Hi folks!
Firefox already lets users indirectly improve readability of overly wide webpages by opening the sidebar or docking DevTools to the side, then resizing that panel. This narrows the webpage viewport and often makes long-form pages, documentation, forums, and text-heavy sites much easier to read.
However, the sidebar or DevTools content itself is usually irrelevant and visually distracting. It would be useful to have a simple toggle that hides the contents of the side panel while keeping its width, effectively turning it into a blank “curtain” or spacer.
Suggested behavior:
In the sidebar and side-docked DevTools, add a small toggle such as “Hide panel contents,” “Curtain mode,” or “Spacer mode.”
When enabled, the panel keeps its current width but displays only a neutral blank surface.

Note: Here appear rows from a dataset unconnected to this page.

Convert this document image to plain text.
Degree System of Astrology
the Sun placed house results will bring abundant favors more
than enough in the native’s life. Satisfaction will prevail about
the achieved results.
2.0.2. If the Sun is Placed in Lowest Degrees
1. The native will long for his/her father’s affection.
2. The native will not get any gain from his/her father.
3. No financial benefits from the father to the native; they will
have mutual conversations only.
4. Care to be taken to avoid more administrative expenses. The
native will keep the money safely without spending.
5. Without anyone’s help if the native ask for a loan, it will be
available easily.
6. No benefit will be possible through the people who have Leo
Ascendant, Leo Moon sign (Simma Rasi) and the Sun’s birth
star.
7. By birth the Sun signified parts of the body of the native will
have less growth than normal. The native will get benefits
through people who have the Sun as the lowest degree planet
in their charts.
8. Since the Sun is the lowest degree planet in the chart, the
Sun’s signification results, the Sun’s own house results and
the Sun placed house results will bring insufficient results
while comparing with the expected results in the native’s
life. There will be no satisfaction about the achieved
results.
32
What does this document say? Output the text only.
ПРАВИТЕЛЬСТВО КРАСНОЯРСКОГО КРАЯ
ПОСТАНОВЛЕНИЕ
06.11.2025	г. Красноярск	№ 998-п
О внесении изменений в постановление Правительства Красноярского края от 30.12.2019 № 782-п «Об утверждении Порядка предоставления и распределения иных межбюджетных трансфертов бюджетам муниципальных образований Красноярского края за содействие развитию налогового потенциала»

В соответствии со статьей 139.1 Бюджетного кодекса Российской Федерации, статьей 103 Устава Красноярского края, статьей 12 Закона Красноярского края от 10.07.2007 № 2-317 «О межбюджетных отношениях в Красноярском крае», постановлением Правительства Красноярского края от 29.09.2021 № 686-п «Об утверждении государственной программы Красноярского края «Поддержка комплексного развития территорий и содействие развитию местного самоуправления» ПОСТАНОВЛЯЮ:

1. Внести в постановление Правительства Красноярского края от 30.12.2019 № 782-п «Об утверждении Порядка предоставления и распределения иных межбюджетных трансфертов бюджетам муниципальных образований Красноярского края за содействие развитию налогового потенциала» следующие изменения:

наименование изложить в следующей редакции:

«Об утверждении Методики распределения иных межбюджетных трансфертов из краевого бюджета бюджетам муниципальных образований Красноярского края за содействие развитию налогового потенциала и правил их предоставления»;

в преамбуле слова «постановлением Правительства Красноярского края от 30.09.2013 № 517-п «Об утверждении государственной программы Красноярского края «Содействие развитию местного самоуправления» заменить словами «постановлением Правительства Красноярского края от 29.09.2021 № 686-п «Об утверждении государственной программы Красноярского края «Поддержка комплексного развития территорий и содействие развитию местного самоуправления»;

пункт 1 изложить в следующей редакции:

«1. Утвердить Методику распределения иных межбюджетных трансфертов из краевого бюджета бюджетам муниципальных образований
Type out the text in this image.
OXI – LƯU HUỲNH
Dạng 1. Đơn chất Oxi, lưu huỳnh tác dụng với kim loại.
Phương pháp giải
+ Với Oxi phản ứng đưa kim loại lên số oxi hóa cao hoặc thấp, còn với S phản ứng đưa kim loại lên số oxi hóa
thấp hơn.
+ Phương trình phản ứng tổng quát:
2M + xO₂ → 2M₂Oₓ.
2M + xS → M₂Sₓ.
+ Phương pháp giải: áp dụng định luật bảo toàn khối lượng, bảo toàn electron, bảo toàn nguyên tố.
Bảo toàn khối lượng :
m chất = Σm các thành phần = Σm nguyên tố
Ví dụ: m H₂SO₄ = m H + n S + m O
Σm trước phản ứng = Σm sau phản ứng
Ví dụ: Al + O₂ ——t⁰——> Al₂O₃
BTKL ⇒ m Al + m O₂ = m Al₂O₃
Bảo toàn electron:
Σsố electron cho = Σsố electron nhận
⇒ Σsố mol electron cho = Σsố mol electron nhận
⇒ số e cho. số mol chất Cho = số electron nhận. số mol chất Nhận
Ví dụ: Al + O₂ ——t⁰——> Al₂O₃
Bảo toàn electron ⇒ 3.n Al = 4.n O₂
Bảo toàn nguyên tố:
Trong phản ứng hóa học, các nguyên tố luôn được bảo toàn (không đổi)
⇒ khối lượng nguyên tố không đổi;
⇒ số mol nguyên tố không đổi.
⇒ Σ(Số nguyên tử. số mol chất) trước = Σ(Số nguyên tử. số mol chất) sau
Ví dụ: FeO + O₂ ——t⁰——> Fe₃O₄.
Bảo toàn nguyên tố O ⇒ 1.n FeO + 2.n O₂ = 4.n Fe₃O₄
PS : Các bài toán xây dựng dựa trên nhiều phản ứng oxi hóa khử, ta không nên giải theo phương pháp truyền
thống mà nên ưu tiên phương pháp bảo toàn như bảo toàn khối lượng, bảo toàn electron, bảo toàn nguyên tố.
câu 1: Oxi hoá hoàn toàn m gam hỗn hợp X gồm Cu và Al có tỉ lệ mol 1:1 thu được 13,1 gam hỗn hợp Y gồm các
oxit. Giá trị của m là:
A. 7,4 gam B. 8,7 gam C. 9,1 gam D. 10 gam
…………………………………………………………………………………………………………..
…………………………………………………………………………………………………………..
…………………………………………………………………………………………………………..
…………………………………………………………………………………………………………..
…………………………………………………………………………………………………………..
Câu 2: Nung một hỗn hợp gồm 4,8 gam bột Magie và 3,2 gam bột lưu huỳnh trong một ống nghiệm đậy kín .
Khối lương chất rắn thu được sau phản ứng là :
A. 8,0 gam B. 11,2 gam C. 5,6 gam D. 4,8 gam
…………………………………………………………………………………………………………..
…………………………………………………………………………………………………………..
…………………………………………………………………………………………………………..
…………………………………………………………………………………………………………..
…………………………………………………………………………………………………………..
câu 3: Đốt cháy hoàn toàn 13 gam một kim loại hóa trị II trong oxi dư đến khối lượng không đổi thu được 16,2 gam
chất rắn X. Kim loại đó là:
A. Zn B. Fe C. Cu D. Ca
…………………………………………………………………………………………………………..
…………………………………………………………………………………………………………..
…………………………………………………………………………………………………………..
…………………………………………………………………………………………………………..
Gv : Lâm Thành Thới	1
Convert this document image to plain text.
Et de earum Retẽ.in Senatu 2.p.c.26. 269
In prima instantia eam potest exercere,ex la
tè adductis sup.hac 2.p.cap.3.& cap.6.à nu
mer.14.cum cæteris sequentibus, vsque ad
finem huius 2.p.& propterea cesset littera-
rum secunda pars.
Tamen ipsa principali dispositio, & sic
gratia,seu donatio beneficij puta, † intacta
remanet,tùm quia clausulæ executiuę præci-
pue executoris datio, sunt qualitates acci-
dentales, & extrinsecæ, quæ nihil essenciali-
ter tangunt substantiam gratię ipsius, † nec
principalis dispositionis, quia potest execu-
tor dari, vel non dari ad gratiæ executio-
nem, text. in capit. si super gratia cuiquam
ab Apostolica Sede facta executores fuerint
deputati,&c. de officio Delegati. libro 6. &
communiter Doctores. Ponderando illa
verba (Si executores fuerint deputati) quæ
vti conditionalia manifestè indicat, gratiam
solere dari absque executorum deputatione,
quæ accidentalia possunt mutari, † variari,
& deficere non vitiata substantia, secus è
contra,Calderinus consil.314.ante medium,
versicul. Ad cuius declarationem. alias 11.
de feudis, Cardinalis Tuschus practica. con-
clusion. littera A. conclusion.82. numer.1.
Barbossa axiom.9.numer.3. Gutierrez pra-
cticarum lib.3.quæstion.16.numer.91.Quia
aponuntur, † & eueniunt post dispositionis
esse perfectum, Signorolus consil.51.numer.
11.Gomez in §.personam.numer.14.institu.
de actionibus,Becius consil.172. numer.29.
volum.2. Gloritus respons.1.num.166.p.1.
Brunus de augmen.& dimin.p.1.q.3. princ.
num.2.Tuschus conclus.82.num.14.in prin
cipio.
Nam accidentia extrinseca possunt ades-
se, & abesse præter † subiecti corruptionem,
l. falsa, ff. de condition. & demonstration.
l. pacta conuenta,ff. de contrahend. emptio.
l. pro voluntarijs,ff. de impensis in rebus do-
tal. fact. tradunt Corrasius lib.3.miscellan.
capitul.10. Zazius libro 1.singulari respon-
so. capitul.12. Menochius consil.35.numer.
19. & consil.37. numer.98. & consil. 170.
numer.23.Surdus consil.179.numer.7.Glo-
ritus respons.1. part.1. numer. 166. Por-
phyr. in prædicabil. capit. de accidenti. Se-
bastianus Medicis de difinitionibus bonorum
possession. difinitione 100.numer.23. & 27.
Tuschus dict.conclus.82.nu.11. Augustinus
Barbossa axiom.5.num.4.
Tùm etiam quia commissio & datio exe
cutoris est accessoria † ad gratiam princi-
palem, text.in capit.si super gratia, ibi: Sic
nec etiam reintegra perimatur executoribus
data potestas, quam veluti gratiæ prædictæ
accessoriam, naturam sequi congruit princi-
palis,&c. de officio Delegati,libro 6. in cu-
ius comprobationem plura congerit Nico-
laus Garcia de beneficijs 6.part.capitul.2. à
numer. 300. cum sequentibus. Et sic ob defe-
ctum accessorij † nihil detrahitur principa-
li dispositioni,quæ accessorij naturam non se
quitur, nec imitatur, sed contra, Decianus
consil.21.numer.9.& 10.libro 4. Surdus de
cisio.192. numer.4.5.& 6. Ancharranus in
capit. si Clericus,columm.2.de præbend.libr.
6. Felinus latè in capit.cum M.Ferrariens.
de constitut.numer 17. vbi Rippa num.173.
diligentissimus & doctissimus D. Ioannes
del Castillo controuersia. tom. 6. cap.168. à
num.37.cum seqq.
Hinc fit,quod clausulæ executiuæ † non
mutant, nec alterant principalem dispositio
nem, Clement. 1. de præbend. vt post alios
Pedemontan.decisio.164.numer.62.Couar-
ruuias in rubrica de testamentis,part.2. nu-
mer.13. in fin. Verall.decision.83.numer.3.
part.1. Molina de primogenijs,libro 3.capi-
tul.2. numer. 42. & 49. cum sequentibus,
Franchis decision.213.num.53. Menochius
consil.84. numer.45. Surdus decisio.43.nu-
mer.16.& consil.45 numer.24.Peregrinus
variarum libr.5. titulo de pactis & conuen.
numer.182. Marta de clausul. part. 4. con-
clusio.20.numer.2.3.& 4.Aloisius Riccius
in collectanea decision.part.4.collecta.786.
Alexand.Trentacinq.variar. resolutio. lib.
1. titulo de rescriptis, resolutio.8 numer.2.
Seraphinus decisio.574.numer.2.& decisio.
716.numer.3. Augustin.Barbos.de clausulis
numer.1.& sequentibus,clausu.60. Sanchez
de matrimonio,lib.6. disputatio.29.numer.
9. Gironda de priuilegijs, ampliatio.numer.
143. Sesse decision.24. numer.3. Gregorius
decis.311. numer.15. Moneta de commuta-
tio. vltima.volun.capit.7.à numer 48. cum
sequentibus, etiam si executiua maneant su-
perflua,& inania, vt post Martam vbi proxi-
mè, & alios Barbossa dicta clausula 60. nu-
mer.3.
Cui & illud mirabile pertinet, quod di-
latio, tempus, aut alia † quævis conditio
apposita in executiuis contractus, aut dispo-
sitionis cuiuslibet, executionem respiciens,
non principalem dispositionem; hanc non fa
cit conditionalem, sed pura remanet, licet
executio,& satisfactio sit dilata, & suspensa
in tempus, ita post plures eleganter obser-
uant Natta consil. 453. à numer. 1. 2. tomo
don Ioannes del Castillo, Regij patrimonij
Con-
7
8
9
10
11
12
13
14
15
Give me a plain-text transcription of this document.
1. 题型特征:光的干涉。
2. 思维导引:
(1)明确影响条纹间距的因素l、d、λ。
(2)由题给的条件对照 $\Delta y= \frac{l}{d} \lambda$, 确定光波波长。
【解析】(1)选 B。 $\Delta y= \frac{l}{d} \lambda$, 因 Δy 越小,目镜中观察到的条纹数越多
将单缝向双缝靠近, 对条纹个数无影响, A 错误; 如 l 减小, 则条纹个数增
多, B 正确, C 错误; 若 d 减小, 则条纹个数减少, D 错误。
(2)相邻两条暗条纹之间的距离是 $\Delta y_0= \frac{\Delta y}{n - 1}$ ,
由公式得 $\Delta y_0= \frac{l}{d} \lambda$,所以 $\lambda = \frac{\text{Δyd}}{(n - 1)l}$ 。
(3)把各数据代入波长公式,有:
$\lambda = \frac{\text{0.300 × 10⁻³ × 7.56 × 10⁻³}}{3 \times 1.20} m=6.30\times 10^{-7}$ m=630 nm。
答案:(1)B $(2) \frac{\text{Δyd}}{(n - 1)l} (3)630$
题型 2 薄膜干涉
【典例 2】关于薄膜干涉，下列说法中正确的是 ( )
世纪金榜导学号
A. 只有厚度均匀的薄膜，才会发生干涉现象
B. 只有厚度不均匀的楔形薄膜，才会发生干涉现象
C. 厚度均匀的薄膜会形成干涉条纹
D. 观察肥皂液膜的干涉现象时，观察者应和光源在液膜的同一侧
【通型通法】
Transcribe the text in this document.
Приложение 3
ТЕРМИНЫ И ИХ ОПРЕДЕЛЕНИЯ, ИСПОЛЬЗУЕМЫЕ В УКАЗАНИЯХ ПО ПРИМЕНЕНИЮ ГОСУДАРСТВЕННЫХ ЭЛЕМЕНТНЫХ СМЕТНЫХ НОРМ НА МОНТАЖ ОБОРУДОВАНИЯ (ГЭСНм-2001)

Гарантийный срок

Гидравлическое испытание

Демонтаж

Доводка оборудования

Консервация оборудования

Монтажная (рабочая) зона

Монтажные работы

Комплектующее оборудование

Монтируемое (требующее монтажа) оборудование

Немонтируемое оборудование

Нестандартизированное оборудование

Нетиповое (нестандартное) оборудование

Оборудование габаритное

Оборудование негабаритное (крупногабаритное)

The webpage viewport remains narrowed exactly as if the panel were open.
The user can drag the curtain width as usual.
Clicking the toggle again restores the normal sidebar or DevTools contents.
Optional: allow left, right, or both-side curtains for centered reading width.
Why this helps:
Many modern webpages use very wide layouts that are uncomfortable for reading. Reader View is excellent when available, but it does not work on all pages, documentation sites, forums, web apps, or pages where the user wants to keep the original layout. A curtain/spacer mode would give users a quick, built-in way to reduce readable line length without zooming, editing CSS, installing extensions, or keeping distracting DevTools/sidebar content visible.
This would be useful for reading documentation, articles, forums, issue trackers, long comments, and pages where Responsive Design Mode or Reader View is not ideal.
The feature could be considered an accessibility/readability improvement: it gives users control over line length and page width while preserving the actual site layout.